Стильненько, сказал бы Самарский, что был влюблён в рыжую по уши. Тайно, конечно, тайно — Руслан усердно делал вид, что не замечает, как пиздострадает по ней Макс.

Не удобнее ванны были и узкий, как шкаф-пенал, душ, и крошечный унитаз, низкий и маленький — проще было оставить в дырку в полу, чем лепить этого санфаянсового карлика, рискующего стоять вечно обоссанным.

А вот Татьяна выглядела эффектно. Самара сейчас подтёр бы с подбородка слюну, но Дымов усердно осматривал квартиру.

Всё остальное в ней (квартире, не Татьяне) тоже очень сильно уступало функциональности в пользу эстетики, а простым языком — было красивым и ужасно неудобным.

8. 8

В кресло у рабочего стола Руслан едва втиснулся.

О низкое бюро перед окном больно треснулся коленкой.

Переворачивая ноты, сбил бутылку с колосьями пшеницы, что косила под вазу на белом приземистом пианино с открытой крышкой.

Нет, не на этой пианине разучивала этюды Гнесина юная Танька, которой медведь на ухо наступил. Не эту гробину с клавишами весь подъезд грозился сжечь, если её мать не прекратит издеваться над ребёнком и жильцами.

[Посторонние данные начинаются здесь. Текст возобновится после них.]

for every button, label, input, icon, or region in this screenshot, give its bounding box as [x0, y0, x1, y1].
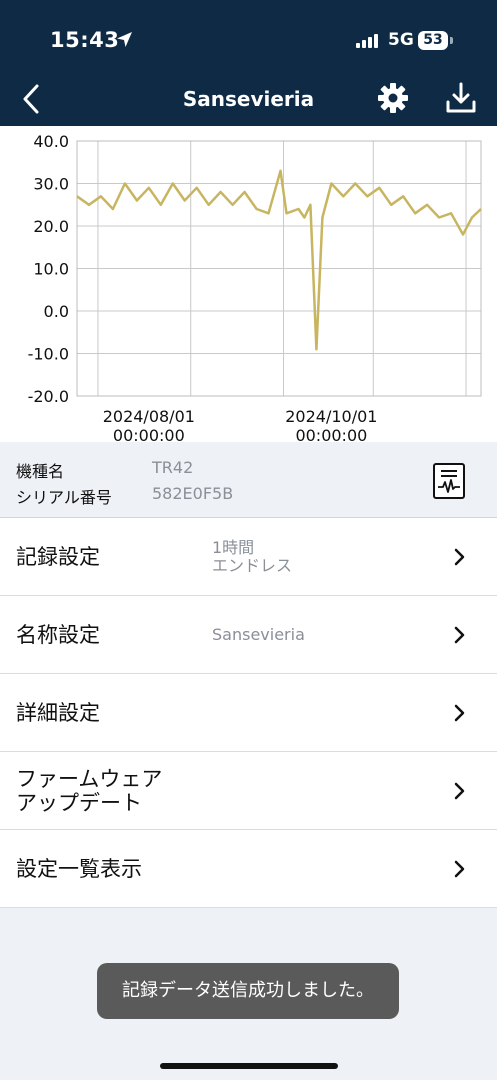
chevron-right-icon: [454, 860, 465, 878]
status-bar: 15:43 5G 53: [0, 0, 497, 80]
nav-bar: Sansevieria: [0, 72, 497, 126]
home-indicator[interactable]: [160, 1063, 338, 1069]
temperature-chart[interactable]: 40.0 30.0 20.0 10.0 0.0 -10.0 -20.0 2024/08/01 0…: [0, 126, 497, 442]
chart-canvas: 40.030.020.010.00.0-10.0-20.02024/08/010…: [28, 132, 482, 442]
cellular-signal-icon: [356, 34, 378, 48]
chevron-right-icon: [454, 626, 465, 644]
toast-message: 記録データ送信成功しました。: [97, 963, 399, 1019]
x-tick-label-time: 00:00:00: [113, 426, 185, 442]
model-label: 機種名: [16, 462, 65, 481]
firmware-label-line1: ファームウェア: [16, 767, 163, 791]
settings-list-view-row[interactable]: 設定一覧表示: [0, 830, 497, 908]
recording-interval-value: 1時間: [212, 538, 255, 557]
recording-mode-value: エンドレス: [212, 556, 293, 575]
device-name-value: Sansevieria: [212, 625, 305, 644]
serial-label: シリアル番号: [16, 488, 112, 507]
name-settings-row[interactable]: 名称設定 Sansevieria: [0, 596, 497, 674]
settings-list: 記録設定 1時間 エンドレス 名称設定 Sansevieria 詳細設定 ファー…: [0, 518, 497, 908]
detail-settings-row[interactable]: 詳細設定: [0, 674, 497, 752]
y-tick-label: -20.0: [28, 387, 69, 406]
x-tick-label-date: 2024/10/01: [285, 407, 377, 426]
recording-settings-row[interactable]: 記録設定 1時間 エンドレス: [0, 518, 497, 596]
location-arrow-icon: [117, 32, 132, 47]
firmware-update-row[interactable]: ファームウェア アップデート: [0, 752, 497, 830]
temperature-series-line: [76, 169, 482, 351]
network-type: 5G: [388, 30, 414, 50]
y-tick-label: 20.0: [33, 217, 69, 236]
x-tick-label-date: 2024/08/01: [103, 407, 195, 426]
chevron-right-icon: [454, 548, 465, 566]
y-tick-label: -10.0: [28, 345, 69, 364]
page-title: Sansevieria: [182, 87, 315, 111]
firmware-label-line2: アップデート: [16, 791, 142, 815]
chevron-right-icon: [454, 782, 465, 800]
serial-value: 582E0F5B: [152, 484, 234, 503]
battery-icon: 53: [418, 31, 448, 50]
name-settings-label: 名称設定: [16, 623, 100, 647]
battery-tip: [450, 37, 453, 44]
model-value: TR42: [152, 458, 194, 477]
y-tick-label: 40.0: [33, 132, 69, 151]
recording-settings-label: 記録設定: [16, 545, 100, 569]
status-time: 15:43: [50, 28, 120, 52]
x-tick-label-time: 00:00:00: [295, 426, 367, 442]
y-tick-label: 10.0: [33, 260, 69, 279]
gear-icon[interactable]: [376, 81, 410, 115]
waveform-report-icon[interactable]: [432, 462, 466, 500]
settings-list-view-label: 設定一覧表示: [16, 857, 142, 881]
detail-settings-label: 詳細設定: [16, 701, 100, 725]
y-tick-label: 30.0: [33, 175, 69, 194]
chevron-right-icon: [454, 704, 465, 722]
y-tick-label: 0.0: [44, 302, 69, 321]
download-icon[interactable]: [444, 80, 478, 116]
device-info-panel: 機種名 TR42 シリアル番号 582E0F5B: [0, 442, 497, 518]
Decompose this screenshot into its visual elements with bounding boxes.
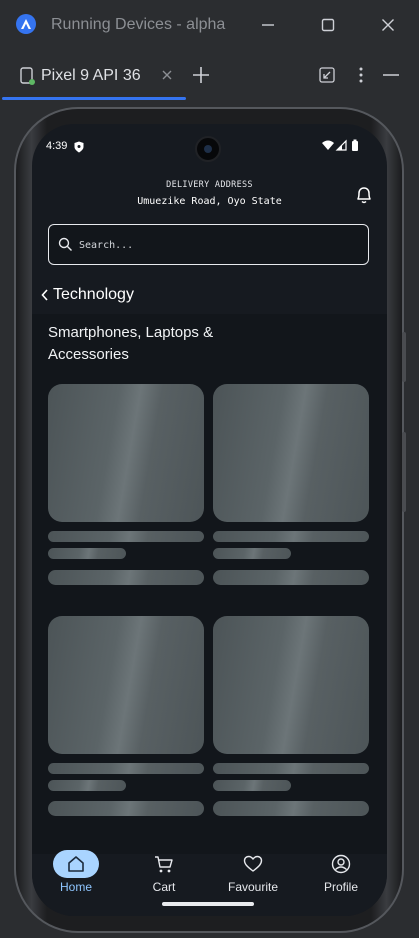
product-image-placeholder[interactable] <box>213 384 369 522</box>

Не сразу, но тёть Тамара в итоге сдалась и решила сделать из дочери великую художницу (к рисованию та худо-бедно, но всё же тяготела), а раритетный дореволюционный Беккер переехал этажом выше. Так, до сих пор там и стоит (в Алькиной квартире).

Руслан вручил упавший пшеничный сноп Аскольдовне и заглянул в «партитуру».

Так себе был репертуарчик у музыкального салона, как отрекомендовала комнату с шахматами на ломберном столике и новой белой фортепианой старушка — Чайковский, открытый на выцветшей странице с маршем из «Щелкунчика»: tempo di marcia viva.

— Темпо ди марсиа вива, — прочитал Руслан намеренно коряво.

Танькины нарисованные брови взлетели вверх.

— В темпе марша, — кивнула согласная на всё Аскольдовна и вслед за Танькой посмотрела на него пристально: — Мы, случайно, не знакомы?

— Нет, — уверенно ответил Руслан.

— Просто вы напомнили мне одного мальчика… — подслеповато щурясь, всматривалась Аскольдовна в его лицо.

Руслан не боялся быть узнанным. Во-первых, спустя двадцать лет в нём мало что осталось от того тощего, нескладного, лохматого мальчишки с вечно поцарапанными руками, то и дело шмыгающего носом, которого она помнила — мечтателя, романтика, хулигана. А во-вторых, просто не боялся.

Преодолев природную робость, Аскольдовна «для порядка» попросила паспорт.

Он смело протянул. Старушка прочитала:

— Руслан Валерьевич.

Вскользь глянула на фотографию.

— Нет, того звали Санька, — тяжело вздохнула она, словно ей было жаль, что это не он, а, может, просто вспомнилось былое, и вернула документ.

«Санька», усмехнулся Дымов. Как же давно это было.

Санька, Саня, Санёк — так его звали в детстве с лёгкой руки деда, который и слышать не хотел ни о каком Руслане. Сказал дочери назвать внука Саня — так и звал, хотя родители дали ему имя Руслан, как и записали в документах о рождении. Но поскольку с восьми лет Руслан жил с дедом, никто не мешал академику Лаврентьеву, учёному, профессору, преподавателю истории и знатоку генеалогии, звать внука, как он хотел.

А нос у Руслана был не раз ломан.

Нос с горбинкой, хер дубинкой — любил приговаривать инструктор в учебке.

Многострадальный нос, ломаный и в спортивной секции, и просто в драках, исправил военный хирург, когда латал Руслана после ранения: нос и кости глазной орбиты. И то и другое срослось как на собаке, а новый нос сделал Дымова не только краше, но и слегка неузнаваемым.

Так, в шестнадцать лет, когда поступил в военное училище, Руслан вернул своё имя (там его Санька уже никто не звал), а в двадцать неожиданно получил внешний апгрейд.